The ABC ran Plastic Wars, an episode of the United States’ Public Broadcasting System’s (PBS) Frontline series, on August 10. It highlighted why a scourge of plastic waste is contaminating land and waters — the same waste we are told is “recyclable”.
At around the 30-minute mark, PBS correspondent Laura Sullivan interviewed William Posegate, chief operations officer at Garten Services. He explained that in 1994, Garten owned a sorting machine that enabled different types of recyclable plastics to be separated to be made into new products.
A newspaper article from the 1990s talked about a new machine that sorts outs the problem of plastics. However, Posegate goes on to say: “Years later, we shut it down because there was no way to make money at it”. The camera then pans to the massive bales of plastic next to a warehouse of “the plastic that nobody wants”.
Due to COVID-19, the price of oil has plummeted and so has new plastic. It means that it is even cheaper to produce and is a far better economic alternative to recycled plastic.
The Guardian reported last year that recycled plastic now costs US companies US$72 more per tonne than producing new plastic, driven by the shale gas boom in the United States.
In Australia, a leaked document from May has shown how the federal government’s National COVID-19 Coordination Commission plans to subsidise and deregulate unconventional gas which will make plastic production cheaper.
Since the 1970s, oil and gas companies, such as ExxonMobil and BHP, have sold ethane to petrochemical company Qenos, Australia’s sole manufacturer of polyethylene and polymers which was bought by ChemChina in 2006. It has two plants, one in Altona, Melbourne, and another in Port Botany, Sydney.
At the latter, Qenos makes ethylene from ethane to make polyethylene, which is piped through the Moomba to Sydney ethane pipeline, a 1375-kilometre-long high pressure pipeline from Moomba in South Australia to Port Botany.
It is through this process that the production of new plastics benefits gas companies as well as petrochemicals companies.
Therefore, if producing new plastic is economically better than recycling it, and multiple industries can make profit, the environmental and human welfare option to recycle becomes less tempting for companies solely seeking to make a profit.
Landfills in New South Wales and Victoria are now feeling the stresses of these high costs in recycling.
China used to take Australia’s waste and now, without the infrastructure, councils are dumping their plastics instead of recycling.

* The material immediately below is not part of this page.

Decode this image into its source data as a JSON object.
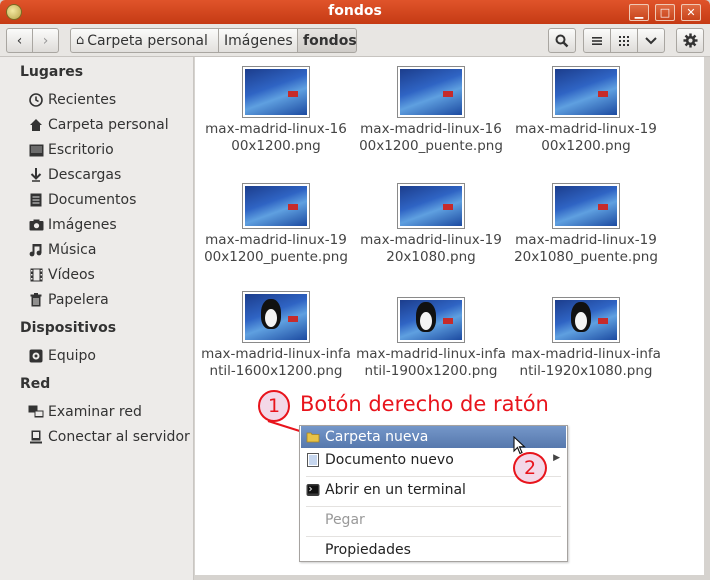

On July 6, the federal government announced a $1 billion waste and recycling plan aimed at diverting 10 million tons of mixed plastic, paper, tyres and glass waste from landfill and reaching a recovery target of 80% over the next 10 years.
However, according to the 2018 National Waste Report, during 2016-17 Australia produced 2.5 million tons of plastic waste. The current rate of waste production far exceeds how often the country recycles and even how much the government plans to recycle.
A real change in plastic production requires a change in the perspective and policies governing production.
There are readily available alternatives, such as bioplastics which are a growing market, but face economic challenges such as the cost of production and a lack of investment from business and government.
We need a change in policy. Companies that continue to produce conventional plastics are participating not only in the degradation of our environment, they are killing us.
Globally, up to 1 million people a year are estimated to have died in poor countries as a result of plastic waste blocking waterways, and spreading pollution.
When plastics are burned toxins are released: studies have shown microplastics in the atmosphere and the food we eat affect our health and can also cause people to die.
Australia alone is directly responsible for 130,000 tonnes of plastic going into the oceans and waterways. The severe impact of plastic on human and environmental health and welfare should be enough to drive a change in policy. But, as unconventional gas corporations profit from plastic production, that will require a struggle by those who place human life and a healthy environment above the short-term economic gratification of a few.